Today is National Hunting and Fishing Day and is celebrated in a number of ways from demonstrations of fly casting to classes on outdoor cooking fish and game.

Today is National Hunting and Fishing Day and is celebrated in a number of ways from demonstrations of fly casting to classes on outdoor cooking fish and game.


The timing is just right to interest Missouri hunters and anglers with hunting seasons opening and the good fall fishing starting.


Events to celebrate the day are planned all across the state that include hunting and fishing expos, outdoor cooking demonstrations and a host of other outdoor events.


This year marks the 39th National Hunting and Fishing Day. The concept started back in 1972 when more than 3,000 clubs and 49 national hunting and fishing organizations supported holding such a day to remind everyone of the vital part of the American sporting tradition.


Many things have changed in the past 39 years, but hunting and fishing continue to be all-star family activities, and National Hunting and Fishing Day is a special day to honor the contributions of sportsmen to conservation.


The three objectives of this special day are to provide newcomers with an introduction to the outdoor sports, to encourage participation by existing sportsmen and to increase public knowledge of the important part sportsmen play in conservation.


“National Hunting and Fishing Day is a good time to invite a non-hunter or angler to get outdoors.


Last year, Carl Thomas and George Jackson of Warrensburg took advantage of NHF Day by taking their sons hunting and fishing.


“We took our teenage sons teal hunting in the morning and fishing in the afternoon,” Jackson said. “They had a ball. We took some teal and caught crappie and all had plenty of action. It was a great way to celebrate the day. This year we have invited a couple of non-hunters and anglers to go do both with us.”


Along the same line, Jane Mason, a single mom from Moberly, encountered the request from her young son, “Hey Mom, I want to go fishing.”


Mason found an old video put out by Zebco that shows a single mom, with no fishing experience, on a shopping trip for fishing tackle. It’s a process that can be intimidating for first-timers trying to accommodate a child that has expressed an interest in the sport.


In the video, just as the mother becomes so overwhelmed by the various selections and prices of tackle that she attempts to convince her son to buy a video game instead. A helpful clerk comes to the rescue to explain that fishing doesn’t have to be expensive or complicated.


The story has a happy ending as her son got all rigged up for a fraction of what she thought it would cost and with the help of a fisherman neighbor, her son is at the lake as often as he can and is catching fish.


Today’s parents, and not just the single ones, too often take the easy way out when it comes to spending what little time they have with their kids. They might rent a movie, buy a new video game, watch TV or whatever. Nothing brings parent and child closer than an outing in the totally natural setting afforded by the outdoors.
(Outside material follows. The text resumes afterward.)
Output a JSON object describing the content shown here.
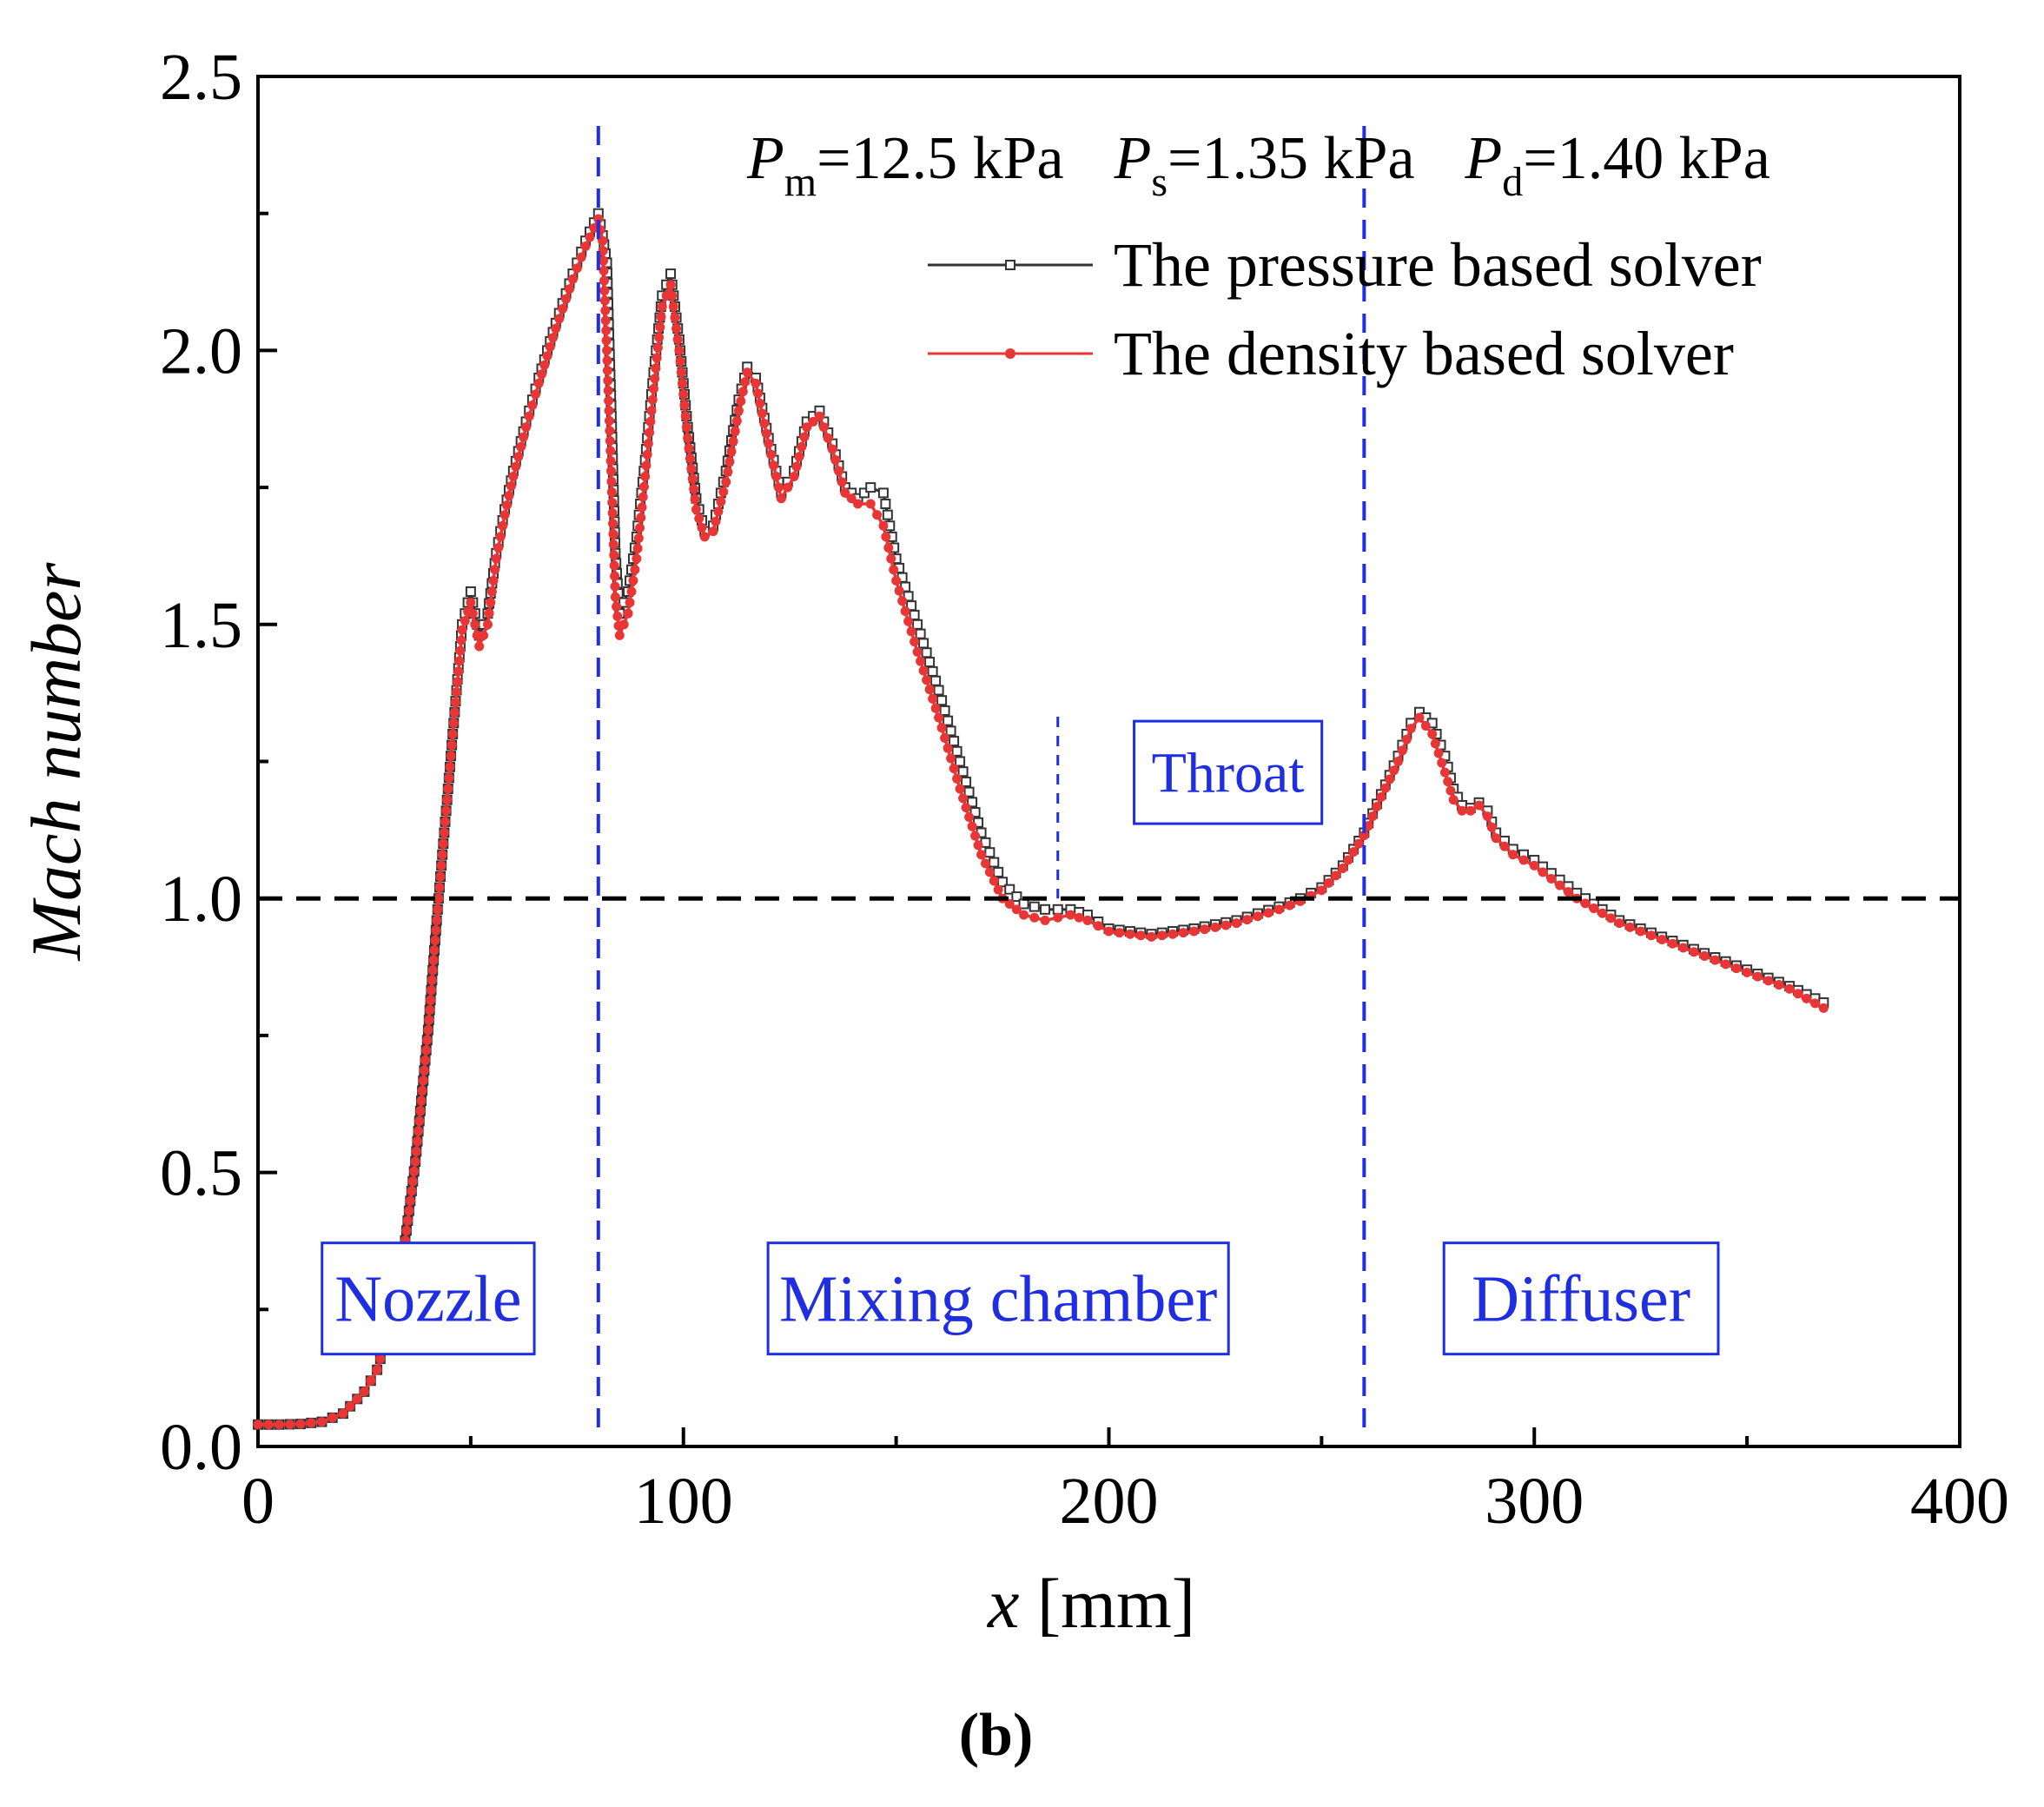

David McDaniel of Belton took his three young kids on their first camping-fishing trip over the Labor Day weekend and they had so much fun they planned on spending National Hunting and Fishing Day at the same campsite at Truman.


McDaniel said, “I should have taken them earlier since they enjoyed it so much. I would encourage all parents with young children to take them hunting, fishing, camping or any outdoor activity and NHF Day offers a good time to start.”